Where are mortgage rates heading?
The big question is whether increasing mortgage rates will flatten the HPA curve or send it downward. The 30-year benchmark has already vaulted from 2.65% in early January to 3.25%. Pinto believes that if rates reach 4%, national prices will keep rising in the high single digits. “It would take over 5% to end the party,” he says. “We’re nowhere near that now.”
The spike in the 30-year, he says, will show no effect in April and May because those deals are already done. So for those months, prices should keep rising in the 13% to 14% range. But the higher rates will start to bite in late May and June. By then, appreciation should slow to 9% to 10%, says Pinto. “That’s still a very fast pace, much faster than at any time in the last 10 years, except for the recent increase in rates,” he adds.

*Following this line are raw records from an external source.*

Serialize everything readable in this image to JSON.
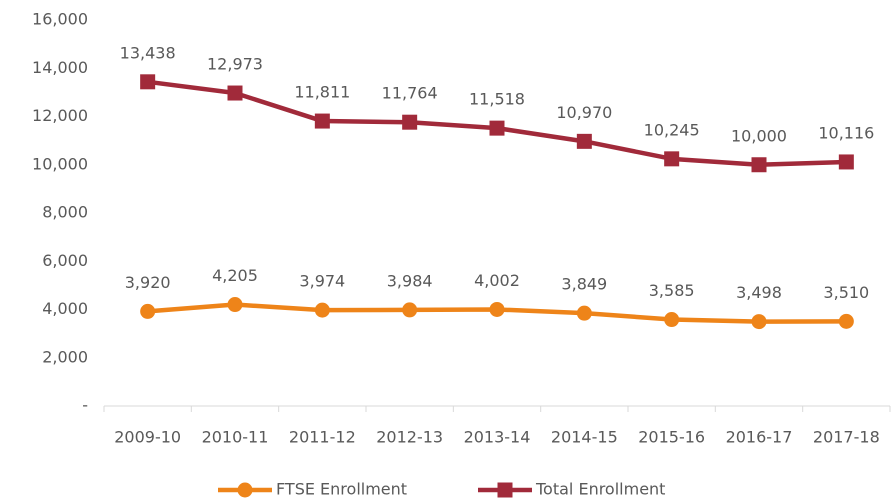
{
  "chart_data": {
    "type": "line",
    "categories": [
      "2009-10",
      "2010-11",
      "2011-12",
      "2012-13",
      "2013-14",
      "2014-15",
      "2015-16",
      "2016-17",
      "2017-18"
    ],
    "series": [
      {
        "name": "FTSE Enrollment",
        "color": "#ee8419",
        "marker": "circle",
        "values": [
          3920,
          4205,
          3974,
          3984,
          4002,
          3849,
          3585,
          3498,
          3510
        ],
        "value_labels": [
          "3,920",
          "4,205",
          "3,974",
          "3,984",
          "4,002",
          "3,849",
          "3,585",
          "3,498",
          "3,510"
        ]
      },
      {
        "name": "Total Enrollment",
        "color": "#a12a3a",
        "marker": "square",
        "values": [
          13438,
          12973,
          11811,
          11764,
          11518,
          10970,
          10245,
          10000,
          10116
        ],
        "value_labels": [
          "13,438",
          "12,973",
          "11,811",
          "11,764",
          "11,518",
          "10,970",
          "10,245",
          "10,000",
          "10,116"
        ]
      }
    ],
    "ylim": [
      0,
      16000
    ],
    "yticks": [
      {
        "value": 0,
        "label": "-"
      },
      {
        "value": 2000,
        "label": "2,000"
      },
      {
        "value": 4000,
        "label": "4,000"
      },
      {
        "value": 6000,
        "label": "6,000"
      },
      {
        "value": 8000,
        "label": "8,000"
      },
      {
        "value": 10000,
        "label": "10,000"
      },
      {
        "value": 12000,
        "label": "12,000"
      },
      {
        "value": 14000,
        "label": "14,000"
      },
      {
        "value": 16000,
        "label": "16,000"
      }
    ],
    "grid": false,
    "legend": "bottom"
  }
}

But somewhat higher monthly payments, he says, won’t undermine the fundamental shift that’s lifting prices of the more expensive homes in highly affordable metros. “A 3.5% rate won’t stop families from moving from San Jose to Phoenix, where they can get a lot more house for 30% less,” he says. He compares a 1,400-square-foot home in San Jose that sold for $602,000 to a 2,200-square-foot abode in Sacramento at $430,000, and a bigger stucco model in Phoenix at $384,000. “Families that make that move get much more space, pay a lot less per month, and pocket the cash from selling their home in Northern California,” he says.
For Pinto, it was the COVID lifestyle that turned a tremor, already building, into an earthquake. “In the past, it was as if California and New York were captive markets,” he says. “If you worked there, you had to pay big to live there. Prices kept getting more unaffordable for 45 years in those expensive markets. The perception until recently was you had no choice but to live in San Jose, or San Francisco, or Seattle. But the pandemic broke the shackles. An exodus on this scale has never happened before. At the end of the day, the free market will prevail.” It took decades to happen, but the pandemic unlocked the gates. The best bet is that the new incarnation of the Great Land Rush will keep running on strong legs.